Weight loss makes it sound all the more like type I, I was 53 when diagnosed and was suspected of having type 2 because of my age, but really had type 1. During a period of 2 weeks I lost 20 lbs and it was decided that I had type 1. When I think of type 2, I think of weight gain. Just my experience and opinion. Billie

Sounds like me. I’m 5’9" and at the time of diagnosis, wore a size 8 or sometimes a 10. That’s definitely NOT over weight. I lost 20lbs also, which prompted the diagnosis of diabetes. Because of my age (a woman never tells) they said that I was type 2. None of the usual type 2 meds worked and my bg levels continuted to elevate. It was not the case. I went to an endocrinologist who said that I was type 1…dropped the Meteformin and the other drug–can’t recall what it was…put me on an insulin pump (Omnipod). My A1c is now 5.9 and has been for quite some time.

I had narrowed my pump choices to the Ping and Omnipod. I chose the Pod because I didn’t want the tubing. I love it!!!

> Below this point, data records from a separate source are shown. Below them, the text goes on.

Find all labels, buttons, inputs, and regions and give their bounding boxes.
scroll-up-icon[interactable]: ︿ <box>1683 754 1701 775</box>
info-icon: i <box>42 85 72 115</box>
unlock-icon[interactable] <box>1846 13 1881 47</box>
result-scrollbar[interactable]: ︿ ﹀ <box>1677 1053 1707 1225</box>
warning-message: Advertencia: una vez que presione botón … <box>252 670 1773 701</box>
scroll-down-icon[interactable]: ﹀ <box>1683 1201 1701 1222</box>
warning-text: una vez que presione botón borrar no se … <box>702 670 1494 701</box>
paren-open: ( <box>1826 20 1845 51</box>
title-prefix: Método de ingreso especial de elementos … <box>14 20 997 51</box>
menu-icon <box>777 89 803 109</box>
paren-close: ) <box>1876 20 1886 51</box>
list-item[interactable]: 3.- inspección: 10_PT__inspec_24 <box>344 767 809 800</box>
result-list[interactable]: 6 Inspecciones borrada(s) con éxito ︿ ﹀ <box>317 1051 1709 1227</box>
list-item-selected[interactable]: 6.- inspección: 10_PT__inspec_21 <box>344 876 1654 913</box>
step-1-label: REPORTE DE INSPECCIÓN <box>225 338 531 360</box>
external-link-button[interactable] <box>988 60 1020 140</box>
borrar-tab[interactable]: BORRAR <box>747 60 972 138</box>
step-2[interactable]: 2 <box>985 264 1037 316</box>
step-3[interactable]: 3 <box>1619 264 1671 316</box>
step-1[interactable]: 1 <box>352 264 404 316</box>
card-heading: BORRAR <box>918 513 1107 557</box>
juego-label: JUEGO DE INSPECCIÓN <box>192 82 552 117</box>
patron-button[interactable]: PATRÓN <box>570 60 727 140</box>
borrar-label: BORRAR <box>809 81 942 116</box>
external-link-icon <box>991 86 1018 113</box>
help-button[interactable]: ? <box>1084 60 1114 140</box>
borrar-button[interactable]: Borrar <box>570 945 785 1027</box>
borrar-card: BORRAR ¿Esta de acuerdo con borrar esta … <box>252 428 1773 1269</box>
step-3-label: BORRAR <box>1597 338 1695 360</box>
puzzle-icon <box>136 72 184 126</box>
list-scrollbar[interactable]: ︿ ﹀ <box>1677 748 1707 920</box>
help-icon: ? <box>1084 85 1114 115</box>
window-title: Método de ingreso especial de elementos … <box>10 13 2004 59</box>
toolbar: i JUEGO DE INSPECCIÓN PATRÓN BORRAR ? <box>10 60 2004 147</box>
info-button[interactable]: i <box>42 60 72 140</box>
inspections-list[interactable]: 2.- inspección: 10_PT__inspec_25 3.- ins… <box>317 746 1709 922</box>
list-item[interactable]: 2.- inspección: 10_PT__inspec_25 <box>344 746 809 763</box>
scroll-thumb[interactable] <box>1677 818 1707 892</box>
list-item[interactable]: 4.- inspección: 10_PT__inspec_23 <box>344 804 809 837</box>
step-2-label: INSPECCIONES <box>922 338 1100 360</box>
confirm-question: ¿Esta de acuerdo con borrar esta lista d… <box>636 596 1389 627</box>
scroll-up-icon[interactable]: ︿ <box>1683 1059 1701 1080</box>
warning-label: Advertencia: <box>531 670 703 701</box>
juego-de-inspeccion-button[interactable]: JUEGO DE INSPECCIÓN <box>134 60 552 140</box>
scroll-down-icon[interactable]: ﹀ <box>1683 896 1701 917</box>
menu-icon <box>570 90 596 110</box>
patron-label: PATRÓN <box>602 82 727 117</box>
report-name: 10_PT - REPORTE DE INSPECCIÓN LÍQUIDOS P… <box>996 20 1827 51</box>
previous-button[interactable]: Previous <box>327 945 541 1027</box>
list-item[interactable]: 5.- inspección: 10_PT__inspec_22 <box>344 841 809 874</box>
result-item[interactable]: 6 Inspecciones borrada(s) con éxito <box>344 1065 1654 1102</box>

I was misdiagnosed Type 2 solely because I was 58 years old. After 15 months on oral meds doing fine, my numbers started to rise…and rise…and rise. I did a lot of research and realized I was LADA/Type 1. I made a list of five things that let me know that. When I finally did get in to see an endo she just looked at my list, checked off all five and said, “You are Type 1”. Here are the five things:

  1. Thin. (Lost 40 pounds at and after diagnosis).
  2. Short time to need for insulin (Type 2’s can go years if not decades)
  3. Insulin sensitive - took a relatively low dose compared to type 2’s
  4. another autoimmune disorder (thyroid)
  5. low c-peptide.

In your original post, Jimmer you listed 1-3.

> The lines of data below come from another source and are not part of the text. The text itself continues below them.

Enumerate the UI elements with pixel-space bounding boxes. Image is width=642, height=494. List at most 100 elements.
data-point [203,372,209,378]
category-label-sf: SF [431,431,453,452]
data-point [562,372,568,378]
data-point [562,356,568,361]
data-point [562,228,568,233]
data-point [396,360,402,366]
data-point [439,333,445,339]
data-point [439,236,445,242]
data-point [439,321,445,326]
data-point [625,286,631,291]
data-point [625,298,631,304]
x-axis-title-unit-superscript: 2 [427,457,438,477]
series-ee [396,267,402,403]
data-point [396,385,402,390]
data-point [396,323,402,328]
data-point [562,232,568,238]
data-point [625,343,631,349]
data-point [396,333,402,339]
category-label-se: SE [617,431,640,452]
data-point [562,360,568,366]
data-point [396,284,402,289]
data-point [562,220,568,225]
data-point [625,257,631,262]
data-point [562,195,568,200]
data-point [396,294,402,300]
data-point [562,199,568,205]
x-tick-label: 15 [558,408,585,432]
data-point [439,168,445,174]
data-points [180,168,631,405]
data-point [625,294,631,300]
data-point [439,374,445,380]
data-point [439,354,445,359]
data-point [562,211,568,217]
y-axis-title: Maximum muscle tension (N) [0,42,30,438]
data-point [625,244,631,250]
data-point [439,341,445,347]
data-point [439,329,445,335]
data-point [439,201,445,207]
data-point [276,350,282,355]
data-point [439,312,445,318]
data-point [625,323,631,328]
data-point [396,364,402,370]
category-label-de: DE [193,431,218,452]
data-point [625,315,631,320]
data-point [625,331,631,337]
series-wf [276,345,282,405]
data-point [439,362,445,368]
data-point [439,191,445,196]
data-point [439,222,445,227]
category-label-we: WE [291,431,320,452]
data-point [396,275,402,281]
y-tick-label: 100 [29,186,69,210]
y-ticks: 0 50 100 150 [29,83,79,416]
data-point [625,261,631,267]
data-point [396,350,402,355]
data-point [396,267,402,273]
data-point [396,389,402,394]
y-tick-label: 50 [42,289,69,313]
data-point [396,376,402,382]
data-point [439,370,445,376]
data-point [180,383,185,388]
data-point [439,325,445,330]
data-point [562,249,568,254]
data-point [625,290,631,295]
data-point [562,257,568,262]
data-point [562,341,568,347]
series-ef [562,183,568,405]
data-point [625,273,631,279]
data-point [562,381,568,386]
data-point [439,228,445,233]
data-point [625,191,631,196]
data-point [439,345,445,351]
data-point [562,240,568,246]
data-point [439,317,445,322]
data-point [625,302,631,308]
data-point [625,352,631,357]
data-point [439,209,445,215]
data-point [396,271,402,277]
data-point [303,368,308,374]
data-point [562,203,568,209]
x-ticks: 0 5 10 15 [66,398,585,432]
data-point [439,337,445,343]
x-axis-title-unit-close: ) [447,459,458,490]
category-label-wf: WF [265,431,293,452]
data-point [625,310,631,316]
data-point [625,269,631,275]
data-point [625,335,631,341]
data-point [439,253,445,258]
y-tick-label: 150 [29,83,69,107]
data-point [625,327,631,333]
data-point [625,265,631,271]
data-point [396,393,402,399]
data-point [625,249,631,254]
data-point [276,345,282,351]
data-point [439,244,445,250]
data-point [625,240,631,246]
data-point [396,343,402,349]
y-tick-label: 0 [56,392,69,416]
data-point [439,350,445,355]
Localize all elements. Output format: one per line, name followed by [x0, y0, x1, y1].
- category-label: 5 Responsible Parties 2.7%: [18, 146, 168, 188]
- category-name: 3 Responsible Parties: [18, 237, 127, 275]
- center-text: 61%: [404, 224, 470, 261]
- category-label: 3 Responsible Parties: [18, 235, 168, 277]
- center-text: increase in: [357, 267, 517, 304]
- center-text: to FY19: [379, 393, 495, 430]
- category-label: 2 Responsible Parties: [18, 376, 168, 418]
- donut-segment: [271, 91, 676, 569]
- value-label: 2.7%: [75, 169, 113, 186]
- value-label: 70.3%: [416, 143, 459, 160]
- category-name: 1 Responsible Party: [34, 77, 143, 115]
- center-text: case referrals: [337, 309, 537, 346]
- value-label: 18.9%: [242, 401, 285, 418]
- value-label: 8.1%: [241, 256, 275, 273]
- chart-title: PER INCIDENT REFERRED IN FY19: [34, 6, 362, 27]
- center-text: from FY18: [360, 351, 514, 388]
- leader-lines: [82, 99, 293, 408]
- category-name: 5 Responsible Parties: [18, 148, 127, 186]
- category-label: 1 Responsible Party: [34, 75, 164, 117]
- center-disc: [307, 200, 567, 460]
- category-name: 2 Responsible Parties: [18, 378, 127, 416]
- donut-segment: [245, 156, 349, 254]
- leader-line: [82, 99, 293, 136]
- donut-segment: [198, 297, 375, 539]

I am glad to hear that you are doing well. Thanks for the info., I am too leaning toward the Pod.



Thanks for response, I appreciate your feedback.



I agree from all of the feedback that I need to take a second look at the diagnose, Type 1 or 2. Thanks for taking the time to respond.

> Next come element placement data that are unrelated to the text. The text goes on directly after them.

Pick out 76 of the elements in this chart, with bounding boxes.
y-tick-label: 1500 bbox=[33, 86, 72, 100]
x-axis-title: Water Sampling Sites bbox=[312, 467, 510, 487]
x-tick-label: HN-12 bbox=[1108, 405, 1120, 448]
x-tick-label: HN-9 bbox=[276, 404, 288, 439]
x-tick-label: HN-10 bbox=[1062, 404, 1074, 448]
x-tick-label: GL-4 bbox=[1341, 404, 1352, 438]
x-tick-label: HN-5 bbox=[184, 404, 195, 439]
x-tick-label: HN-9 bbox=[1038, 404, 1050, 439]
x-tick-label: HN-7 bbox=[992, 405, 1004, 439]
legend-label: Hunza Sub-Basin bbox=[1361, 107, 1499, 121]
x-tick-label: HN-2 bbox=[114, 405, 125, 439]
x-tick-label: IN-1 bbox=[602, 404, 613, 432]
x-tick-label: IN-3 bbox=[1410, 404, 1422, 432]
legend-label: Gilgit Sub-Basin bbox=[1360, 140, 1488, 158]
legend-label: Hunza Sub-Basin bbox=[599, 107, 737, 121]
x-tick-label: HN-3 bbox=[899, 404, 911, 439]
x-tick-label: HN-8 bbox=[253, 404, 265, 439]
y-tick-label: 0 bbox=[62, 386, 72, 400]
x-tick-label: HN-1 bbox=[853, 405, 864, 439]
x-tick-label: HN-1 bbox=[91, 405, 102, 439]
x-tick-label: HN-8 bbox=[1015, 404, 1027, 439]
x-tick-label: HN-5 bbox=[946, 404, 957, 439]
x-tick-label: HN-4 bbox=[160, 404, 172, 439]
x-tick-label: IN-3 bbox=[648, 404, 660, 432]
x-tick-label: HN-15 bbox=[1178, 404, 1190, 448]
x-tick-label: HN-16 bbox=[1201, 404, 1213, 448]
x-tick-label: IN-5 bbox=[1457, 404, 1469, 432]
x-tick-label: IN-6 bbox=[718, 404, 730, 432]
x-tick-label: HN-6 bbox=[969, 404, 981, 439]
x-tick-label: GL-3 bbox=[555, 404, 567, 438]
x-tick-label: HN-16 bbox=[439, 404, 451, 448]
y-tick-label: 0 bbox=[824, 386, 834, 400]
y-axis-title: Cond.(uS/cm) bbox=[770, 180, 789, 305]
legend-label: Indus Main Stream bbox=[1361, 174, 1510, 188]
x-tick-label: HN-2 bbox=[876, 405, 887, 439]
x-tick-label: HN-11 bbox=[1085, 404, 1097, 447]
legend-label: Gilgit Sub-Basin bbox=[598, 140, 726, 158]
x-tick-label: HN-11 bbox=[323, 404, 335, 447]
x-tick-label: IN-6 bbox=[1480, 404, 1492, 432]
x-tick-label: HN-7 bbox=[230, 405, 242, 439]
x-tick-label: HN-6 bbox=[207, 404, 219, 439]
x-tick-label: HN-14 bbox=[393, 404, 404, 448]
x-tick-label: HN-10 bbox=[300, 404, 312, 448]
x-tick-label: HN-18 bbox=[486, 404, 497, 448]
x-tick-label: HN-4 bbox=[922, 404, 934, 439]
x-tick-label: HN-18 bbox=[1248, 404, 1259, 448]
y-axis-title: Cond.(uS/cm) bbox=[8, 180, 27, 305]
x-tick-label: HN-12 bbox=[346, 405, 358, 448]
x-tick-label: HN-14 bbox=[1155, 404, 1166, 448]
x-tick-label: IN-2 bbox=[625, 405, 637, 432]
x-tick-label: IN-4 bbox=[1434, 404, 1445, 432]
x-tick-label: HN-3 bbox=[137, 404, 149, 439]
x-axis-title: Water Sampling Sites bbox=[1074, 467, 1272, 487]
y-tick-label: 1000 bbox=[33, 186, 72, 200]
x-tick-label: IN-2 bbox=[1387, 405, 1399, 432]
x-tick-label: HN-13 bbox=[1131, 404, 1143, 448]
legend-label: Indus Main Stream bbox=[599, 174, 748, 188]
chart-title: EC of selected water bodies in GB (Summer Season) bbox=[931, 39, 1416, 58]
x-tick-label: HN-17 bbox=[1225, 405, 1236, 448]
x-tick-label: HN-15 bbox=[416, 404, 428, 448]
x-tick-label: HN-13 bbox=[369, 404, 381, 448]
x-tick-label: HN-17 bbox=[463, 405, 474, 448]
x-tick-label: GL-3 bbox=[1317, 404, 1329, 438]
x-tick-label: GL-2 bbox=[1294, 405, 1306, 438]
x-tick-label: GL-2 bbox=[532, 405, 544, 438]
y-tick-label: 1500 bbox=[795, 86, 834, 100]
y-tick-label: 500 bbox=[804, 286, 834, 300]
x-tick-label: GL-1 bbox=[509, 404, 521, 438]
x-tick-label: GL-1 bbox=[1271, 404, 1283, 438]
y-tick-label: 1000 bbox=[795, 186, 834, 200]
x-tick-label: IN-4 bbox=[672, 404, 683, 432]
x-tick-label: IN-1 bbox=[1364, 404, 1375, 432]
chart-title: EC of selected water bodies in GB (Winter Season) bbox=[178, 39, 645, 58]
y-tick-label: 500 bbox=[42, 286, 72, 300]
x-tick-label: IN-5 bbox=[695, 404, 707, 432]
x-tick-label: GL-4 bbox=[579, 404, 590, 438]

I assumed that when my endocrinologist told me I was Type 2, that is what I was. At first, I didn’t contribute my weight loss to diabetes due to other things going on in my life. After some research and the information I have learned from this discussion board, I am going to ask for a “re-diagnosis”.

Take Care,

Jimmer -
Read the book “Diabetes Solution”! Believe me, you will really appreciate the info I’m a retired med. chemist and I’m still waiting for Dr. Bernstein (author) to say something that I didn’t think was appropriate. Billie

Zoe- Ditto on 4&5. If I had to make a choice of having type 1 or type 2, type 1 is my preference. I also am hypo thyoid. Billie

Sorry to sound a dissenting note but I can check 4 out of 5 on that list (everything except number 4) plus the joy of being diagnosed in full DKA in the emergency room.

However because I tested negative for antibodies, some of the doctors insist on calling me Type 2 on paper. In practice it makes no difference as they have treated me as a Type 1 from the beginning and I got all the right treatment that I needed. These doctors’ official line is ‘clinically and operationally you are a Type 1 but because you don’t have antibodies, we are ticking the Type 2 box’.

I appreciate I live in a different health system from most of you, where such box-ticking has no implications on insurance coverage or treatment given. And I’d encourage you to investigate if your diabetes is of the insulin-deficient or insulin-resistant variety - a distinction which I find much more useful from ‘Type 1’ vs ‘Type 2’. Have a look at Melitta’s excellent blog post on insulin-deficient diabetes.

I don’t really consider that a dissenting note, Lila. There are always exceptions to every rule, or people who don’t fit into neat categories, and as you said, your own situation is ambiguous. But you are getting the treatment you need, which is, of course, what’s really important.

You are right, that in the U.S. with our very broken health care system having a type 2 rather than a type 1 diagnosis can mean certain signicant reductions in services provided, most notably number of test strips allowed and pump approval.

Whatever you choose to call it (Type 1 and Type 2 are the broad categories currently in use - each way has its flaws, for example some type 1’s develop insulin resistance and many type 2’s eventually become insulin deficient) Jimmer is someone who could benefit on getting his diagnosis clarified.